Monday, April 15, 2013

My Ridiculous Nick Cave Thing

I was almost back at a state of balance, and that meant more writing, which would help the balance. However, it amused me that when it was posted that Nick Cave and the Bad Seeds would be livecast from Coachellaand it just happened to be going on during my lunch breakI had to watch.

What follows is the resulting chaos that ensued. If I could not be at Coachella in person, this was truly, the next best thing.

This is what took place over forty-five minutes and a closed to everyone but my very, very near and dear friends, on facebook:

  • Nick Cave, Right now. http://www.youtube.com/coachella, I have no words, my entire freaking body is melting.
  • Wow, I forgot just how arousing watching Nick Cave in concert is, I don't think I can stand up for a few minutes. Oh yeah, give me a minute. Sweet mercies, give me a minute.
  • I might have to take a little trip to the Little Girls Nick Cave worshiping room. Sweet mercy.
  • FROM HER TO ETERNITY....panties dropped.
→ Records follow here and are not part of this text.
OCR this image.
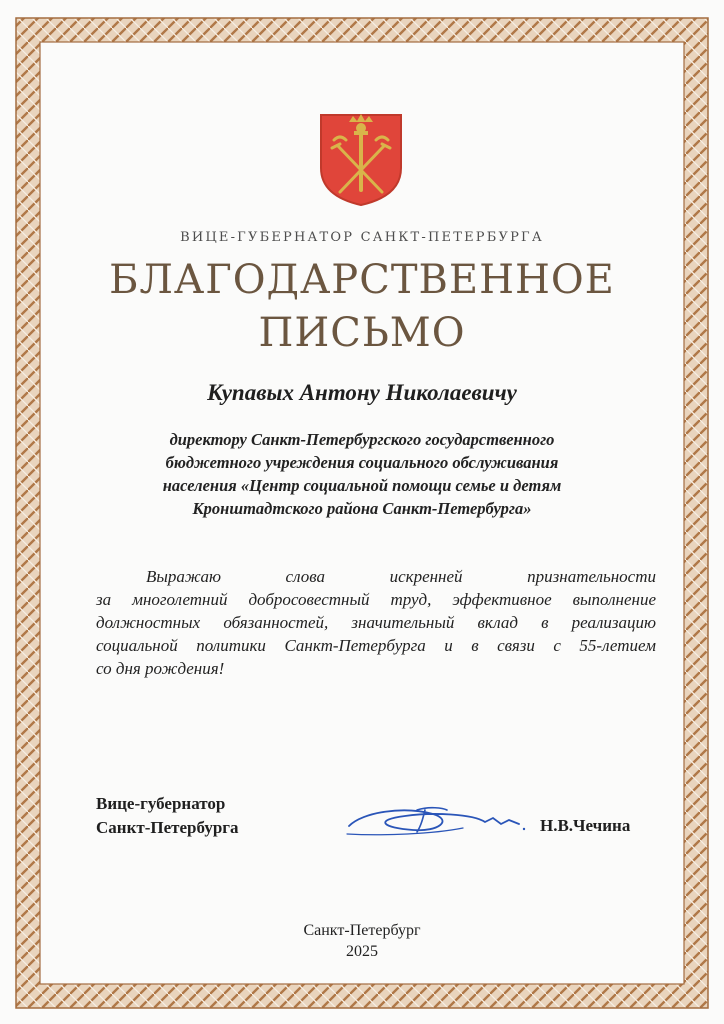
ВИЦЕ-ГУБЕРНАТОР САНКТ-ПЕТЕРБУРГА
БЛАГОДАРСТВЕННОЕ
ПИСЬМО
Купавых Антону Николаевичу
директору Санкт-Петербургского государственного
бюджетного учреждения социального обслуживания
населения «Центр социальной помощи семье и детям
Кронштадтского района Санкт-Петербурга»
Выражаю слова искренней признательности
за многолетний добросовестный труд, эффективное выполнение
должностных обязанностей, значительный вклад в реализацию
социальной политики Санкт-Петербурга и в связи с 55-летием
со дня рождения!
Вице-губернатор
Санкт-Петербурга	Н.В.Чечина
Санкт-Петербург
2025
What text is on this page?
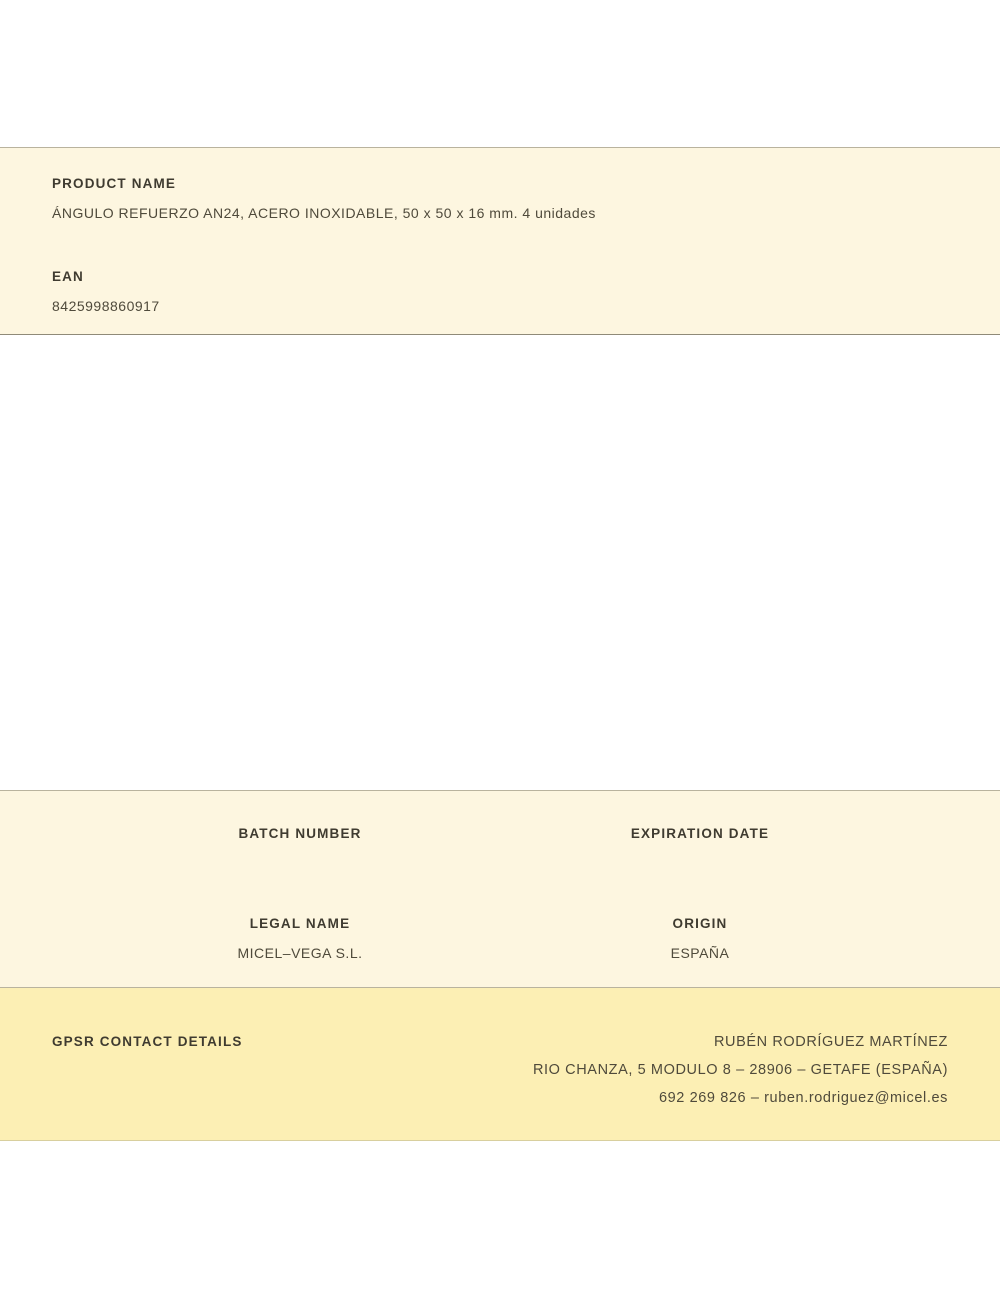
PRODUCT NAME
ÁNGULO REFUERZO AN24, ACERO INOXIDABLE, 50 x 50 x 16 mm. 4 unidades
EAN
8425998860917
BATCH NUMBER	EXPIRATION DATE
LEGAL NAME
MICEL–VEGA S.L.
ORIGIN
ESPAÑA
GPSR CONTACT DETAILS	RUBÉN RODRÍGUEZ MARTÍNEZ
RIO CHANZA, 5 MODULO 8 – 28906 – GETAFE (ESPAÑA)
692 269 826 – ruben.rodriguez@micel.es
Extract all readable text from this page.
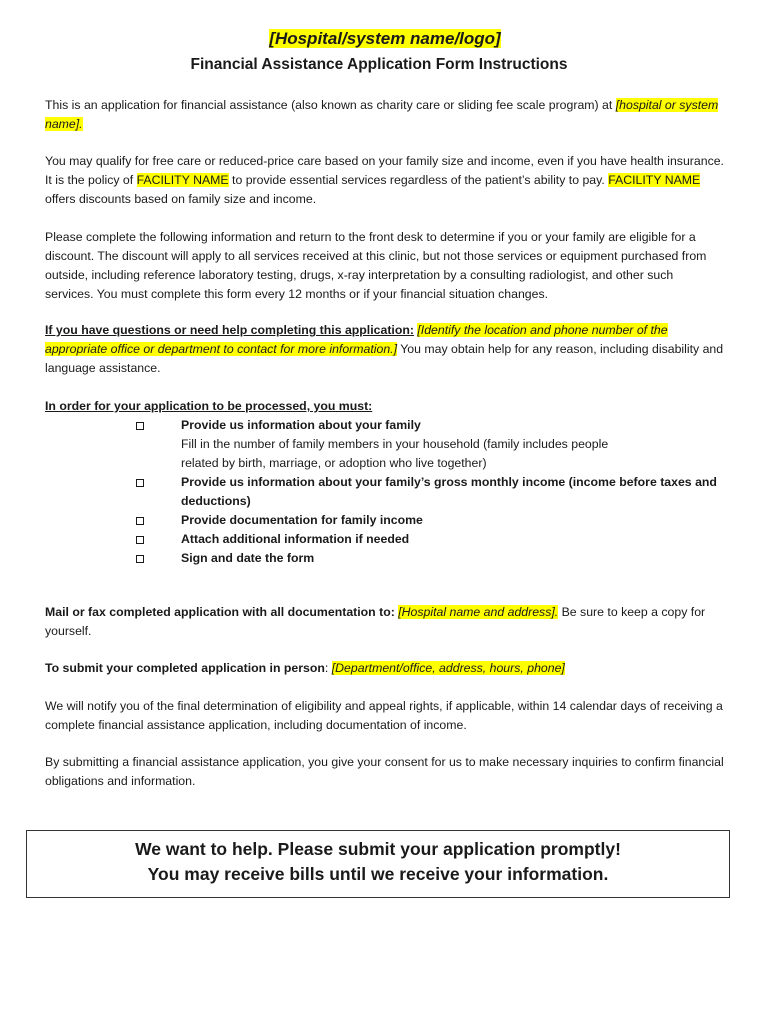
[Hospital/system name/logo]
Financial Assistance Application Form Instructions
This is an application for financial assistance (also known as charity care or sliding fee scale program) at [hospital or system name].
You may qualify for free care or reduced-price care based on your family size and income, even if you have health insurance. It is the policy of FACILITY NAME to provide essential services regardless of the patient’s ability to pay. FACILITY NAME offers discounts based on family size and income.
Please complete the following information and return to the front desk to determine if you or your family are eligible for a discount. The discount will apply to all services received at this clinic, but not those services or equipment purchased from outside, including reference laboratory testing, drugs, x-ray interpretation by a consulting radiologist, and other such services. You must complete this form every 12 months or if your financial situation changes.
If you have questions or need help completing this application: [Identify the location and phone number of the appropriate office or department to contact for more information.] You may obtain help for any reason, including disability and language assistance.
In order for your application to be processed, you must:
Provide us information about your family
Fill in the number of family members in your household (family includes people related by birth, marriage, or adoption who live together)
Provide us information about your family’s gross monthly income (income before taxes and deductions)
Provide documentation for family income
Attach additional information if needed
Sign and date the form
Mail or fax completed application with all documentation to: [Hospital name and address]. Be sure to keep a copy for yourself.
To submit your completed application in person: [Department/office, address, hours, phone]
We will notify you of the final determination of eligibility and appeal rights, if applicable, within 14 calendar days of receiving a complete financial assistance application, including documentation of income.
By submitting a financial assistance application, you give your consent for us to make necessary inquiries to confirm financial obligations and information.
We want to help. Please submit your application promptly!
You may receive bills until we receive your information.
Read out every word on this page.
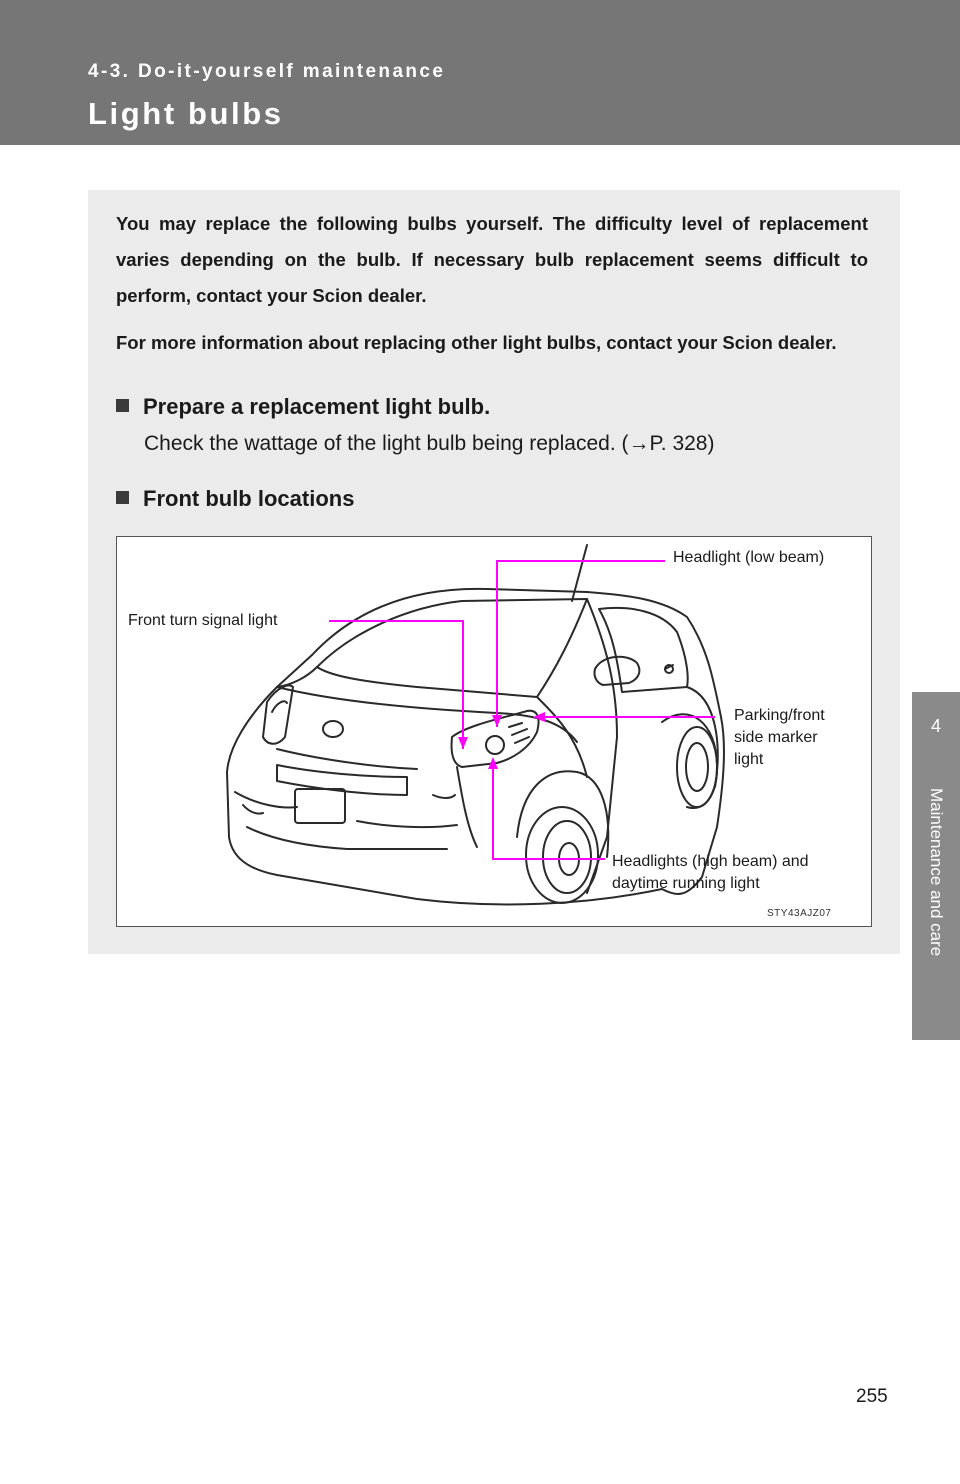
4-3. Do-it-yourself maintenance
Light bulbs
4
Maintenance and care

You may replace the following bulbs yourself. The difficulty level of replacement varies depending on the bulb. If necessary bulb replacement seems difficult to perform, contact your Scion dealer.

For more information about replacing other light bulbs, contact your Scion dealer.

Prepare a replacement light bulb.
Check the wattage of the light bulb being replaced. (→P. 328)
Front bulb locations
Headlight (low beam)
Front turn signal light
Parking/front
side marker
light
Headlights (high beam) and
daytime running light
STY43AJZ07
255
I'm out. Shit, I have to work for four more hours. This is not going to go well.
  • And now he is doing RED RIGHT HAND. I am so going to have to fly to Slovenia and touch myself in concert.
  • Yes, Nick, yes, SING IT LIKE THAT! DON'T STOP!!!!!
    •      Q: You should not be allowed in a public forum
    •      SD: He is touching me in places with his voice. Literally touching me.
  • I will do anything you say, Mr. Cave. Anything. "JACK THE RIPPER!!!!!!!!" I'm gonna wish I had brought a change of panties to work.
  • Watching me play piano is like watching Nick Cave play piano, only when Nick does it, apparently you pants turn to molten lava!
    •      C: Wait his pants turn to lava? Or spectators' pants turn to lava? 'Cause I would not be so sure you didn't have the same impact.
    •      SD: As, I recall, you weren't wearing pants.
    •      SD: And that sounded much dirtier than I meant, but I think you were in one of those sundresses.
    •      SD: And I'm just gonna stop digging this hole.
  • Oh my fucking God, Nick just took of his jacket and jumped into the audience. Someone, someone, teleport me to L.A stat. And he is singing MOTHER FUCKING STAGGER LEE!!!! You don't even know. You DON'T EVEN KNOW!
  • NONONONONONONON FUCK YOU INTERNET, DO YOU NOT CRASH ON ME DURING MOTHER FUCKING STAGGER LEE!
  •  Apparently watching me watch Nick Cave has upset my co-workers. I miss working from home. Granted, my flatmate would probably not approve of the things I'd have had to do on the couch during lunch.
  • I GOT IT BACK. And good night nurse, sweet Nick Cave.
  • There is something about the way Nick Cave says get down on your knees and "suck my dick" that makes you want to make that happen. Oh yeah.
  • Alright Nick, you have ten minutes. What can you do to me in ten minutes?
  • MERCY SEAT!!!! Yes, yes, yes, I will sit on your Mercy Seat. It is waiting, and I do think my head is burning. Also, if I rub my legs together anymore I'm gonna have holes in my jeans.
  • Yes, the wind is blowing against Nick Cave as he sings the Mercy Seat, and yes, yes, I am probably going to get fired if anyone realizes what I am doing over here....drool.
  • Okay, is it sexual harassment to make your co-workers watch you watching Nick Cave? If so, I'm in trouble. And yes, I did just make them all gather around my computer while I watched Mercy Seat.
  • Okay, I had enough time to watch the entire set, I have to skip the encore, but I also need to clean myself up before I go train some teachers.
  • That, my friends, was the best Nick Cave set ever, and I just barely had enough time to watch it. Sorry I didn't keep you all posted about watching it though, hard to keep up with Nick Cave, you know.
  • The person whose lesson I am watching just asked for some background music. You have no idea how hard it was for me not to play Nick Cave.
  • If you hear Nick Cave a rockin, don't come a knockin. No seriously. I suggest just backing away.